The cluster-robust covariance matrix estimator is \boldsymbol{\widehat V}_{\text{pool}} = (\boldsymbol X' \boldsymbol X)^{-1} \sum_{i=1}^N \bigg( \sum_{t=1}^T \boldsymbol X_{it} \widehat u_{it} \bigg) \bigg( \sum_{t=1}^T \boldsymbol X_{it} \widehat u_{it} \bigg)' (\boldsymbol X' \boldsymbol X)^{-1}, which is the cluster-robust analog of the HC0 sandwich estimator. The cluster-robust standard errors are the squareroots of the diagonal entries of \boldsymbol{\widehat V}_{\text{pool}}.
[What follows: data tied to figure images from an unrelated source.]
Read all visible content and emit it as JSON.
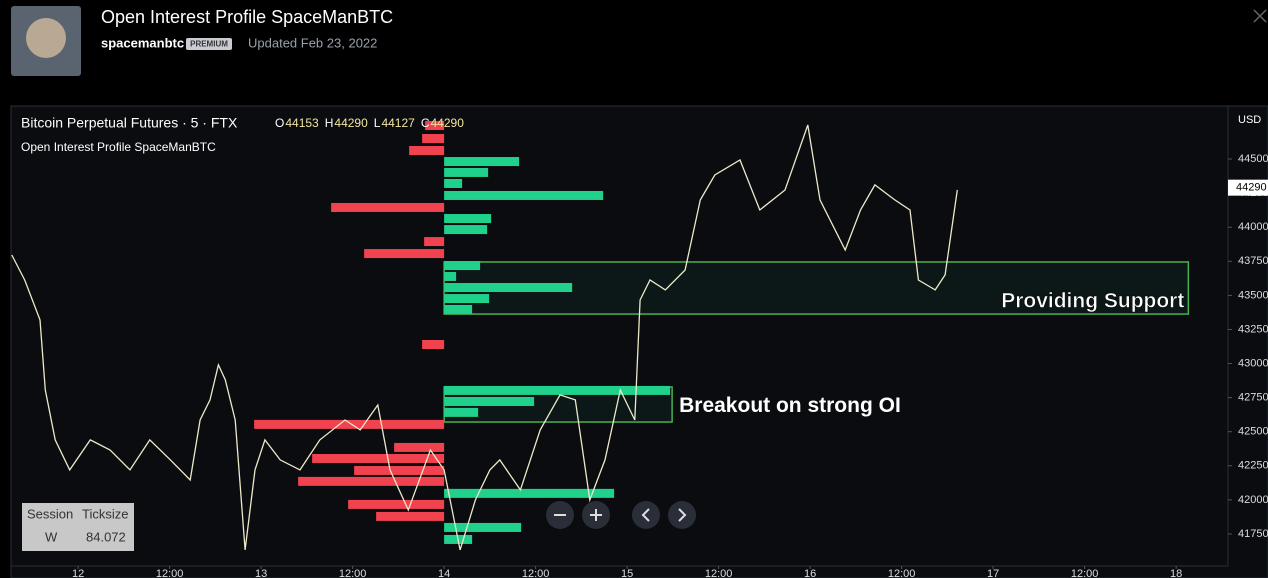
{
  "header": {
    "title": "Open Interest Profile SpaceManBTC",
    "author": "spacemanbtc",
    "badge": "PREMIUM",
    "updated": "Updated Feb 23, 2022"
  },
  "chart": {
    "symbol": "Bitcoin Perpetual Futures · 5 · FTX",
    "ohlc": [
      {
        "label": "O",
        "value": 44153
      },
      {
        "label": "H",
        "value": 44290
      },
      {
        "label": "L",
        "value": 44127
      },
      {
        "label": "C",
        "value": 44290
      }
    ],
    "indicator": "Open Interest Profile SpaceManBTC",
    "currency": "USD",
    "last_price": 44290,
    "xlim": [
      -8.8,
      150.8
    ],
    "ylim": [
      41515,
      44889
    ],
    "yticks": [
      41750,
      42000,
      42250,
      42500,
      42750,
      43000,
      43250,
      43500,
      43750,
      44000,
      44250,
      44500
    ],
    "xticks": [
      {
        "value": 0,
        "label": "12"
      },
      {
        "value": 12,
        "label": "12:00"
      },
      {
        "value": 24,
        "label": "13"
      },
      {
        "value": 36,
        "label": "12:00"
      },
      {
        "value": 48,
        "label": "14"
      },
      {
        "value": 60,
        "label": "12:00"
      },
      {
        "value": 72,
        "label": "15"
      },
      {
        "value": 84,
        "label": "12:00"
      },
      {
        "value": 96,
        "label": "16"
      },
      {
        "value": 108,
        "label": "12:00"
      },
      {
        "value": 120,
        "label": "17"
      },
      {
        "value": 132,
        "label": "12:00"
      },
      {
        "value": 144,
        "label": "18"
      }
    ],
    "price_color": "#ece9c9",
    "up_color": "#1fd18a",
    "down_color": "#f0424f",
    "price_x": [
      -8.7,
      -7.0,
      -5.0,
      -4.3,
      -3.0,
      -1.1,
      1.6,
      4.2,
      6.8,
      9.4,
      12.1,
      14.7,
      16.0,
      17.3,
      18.4,
      19.3,
      20.6,
      21.9,
      23.2,
      24.5,
      26.5,
      29.1,
      31.7,
      35.0,
      37.0,
      39.3,
      40.9,
      43.3,
      46.2,
      48.0,
      50.1,
      52.1,
      54.0,
      55.3,
      58.0,
      60.6,
      63.2,
      65.2,
      67.1,
      69.1,
      71.1,
      73.0,
      73.7,
      75.0,
      77.0,
      79.6,
      81.6,
      83.5,
      86.8,
      89.4,
      92.7,
      95.7,
      97.3,
      100.6,
      102.6,
      104.5,
      107.1,
      109.1,
      110.2,
      112.4,
      113.7,
      115.3
    ],
    "price_y": [
      43796,
      43613,
      43320,
      42806,
      42440,
      42220,
      42440,
      42366,
      42220,
      42440,
      42293,
      42146,
      42586,
      42733,
      42990,
      42880,
      42586,
      41633,
      42220,
      42440,
      42293,
      42220,
      42440,
      42586,
      42513,
      42696,
      42220,
      41926,
      42366,
      42220,
      41633,
      42000,
      42220,
      42293,
      42073,
      42513,
      42770,
      42733,
      42000,
      42293,
      42806,
      42586,
      43466,
      43613,
      43540,
      43686,
      44200,
      44383,
      44493,
      44126,
      44273,
      44750,
      44200,
      43833,
      44126,
      44310,
      44200,
      44126,
      43613,
      43540,
      43650,
      44273
    ],
    "oi_anchor_x": 48,
    "oi_bars": [
      {
        "price": 44742,
        "value": -19
      },
      {
        "price": 44647,
        "value": -22
      },
      {
        "price": 44559,
        "value": -35
      },
      {
        "price": 44478,
        "value": 75
      },
      {
        "price": 44398,
        "value": 44
      },
      {
        "price": 44317,
        "value": 18
      },
      {
        "price": 44229,
        "value": 159
      },
      {
        "price": 44141,
        "value": -113
      },
      {
        "price": 44060,
        "value": 47
      },
      {
        "price": 43979,
        "value": 43
      },
      {
        "price": 43891,
        "value": -20
      },
      {
        "price": 43803,
        "value": -80
      },
      {
        "price": 43715,
        "value": 36
      },
      {
        "price": 43635,
        "value": 12
      },
      {
        "price": 43554,
        "value": 128
      },
      {
        "price": 43473,
        "value": 45
      },
      {
        "price": 43393,
        "value": 28
      },
      {
        "price": 43136,
        "value": -22
      },
      {
        "price": 42799,
        "value": 226
      },
      {
        "price": 42718,
        "value": 90
      },
      {
        "price": 42638,
        "value": 34
      },
      {
        "price": 42550,
        "value": -190
      },
      {
        "price": 42381,
        "value": -50
      },
      {
        "price": 42300,
        "value": -132
      },
      {
        "price": 42212,
        "value": -90
      },
      {
        "price": 42132,
        "value": -146
      },
      {
        "price": 42044,
        "value": 170
      },
      {
        "price": 41963,
        "value": -96
      },
      {
        "price": 41875,
        "value": -68
      },
      {
        "price": 41794,
        "value": 77
      },
      {
        "price": 41706,
        "value": 28
      }
    ],
    "zones": [
      {
        "text": "Providing Support",
        "x0": 48,
        "x1": 145.6,
        "y0": 43363,
        "y1": 43745
      },
      {
        "text": "Breakout on strong OI",
        "x0": 48,
        "x1": 77.9,
        "y0": 42571,
        "y1": 42828
      }
    ],
    "session_table": {
      "headers": [
        "Session",
        "Ticksize"
      ],
      "row": [
        "W",
        "84.072"
      ]
    }
  }
}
8.4 Pooled Regression Inference
To compute the sandwich form \widehat{\boldsymbol V}_{\text{pool}}, we can use the plm
package. It provides the plm()
function for estimating linear panel models. The column names of our data frame corresponding to the individual i and the time t are specified by the index
option.
library(plm)
fit2 = plm(inv~capital,
index = c("firm", "year"),
model = "pooling",
data=Grunfeld)
fit2
Model Formula: inv ~ capital
Coefficients:
(Intercept) capital
14.23620 0.47722
fit2
returns the same estimate as fit1
, but is an object of the class plm
. You can check it by comparing class(fit1)
and class(fit2)
.
The vcovHC
function applied to a plm
object returns the cluster-robust covariance matrix \widehat{\boldsymbol V}_{\text{pool}}:
Vpool = vcovHC(fit2)
Vpool
(Intercept) capital
(Intercept) 786.5712535 0.34238311
capital 0.3423831 0.01584317
attr(,"cluster")
[1] "group"
coeftest(fit2, vcov. = Vpool)
t test of coefficients:
Estimate Std. Error t value Pr(>|t|)
(Intercept) 14.23620 28.04588 0.5076 0.6122959
capital 0.47722 0.12587 3.7914 0.0001988 ***
---
Signif. codes: 0 '***' 0.001 '**' 0.01 '*' 0.05 '.' 0.1 ' ' 1
Alternatively, coeftest(fit2, vcov. = vcovHC)
gives the same output. Notice the difference compared to coeftest(fit1, vcov. = vcovHC)
, which does not take into account the clustered structure in the autocovariance matrix and uses \widehat{\boldsymbol V}_{\text{HC3}}.
Similarly to the cross-sectional case, the functions coefci()
and linearHypothesis()
can be used for confidence intervals and F/Wald tests.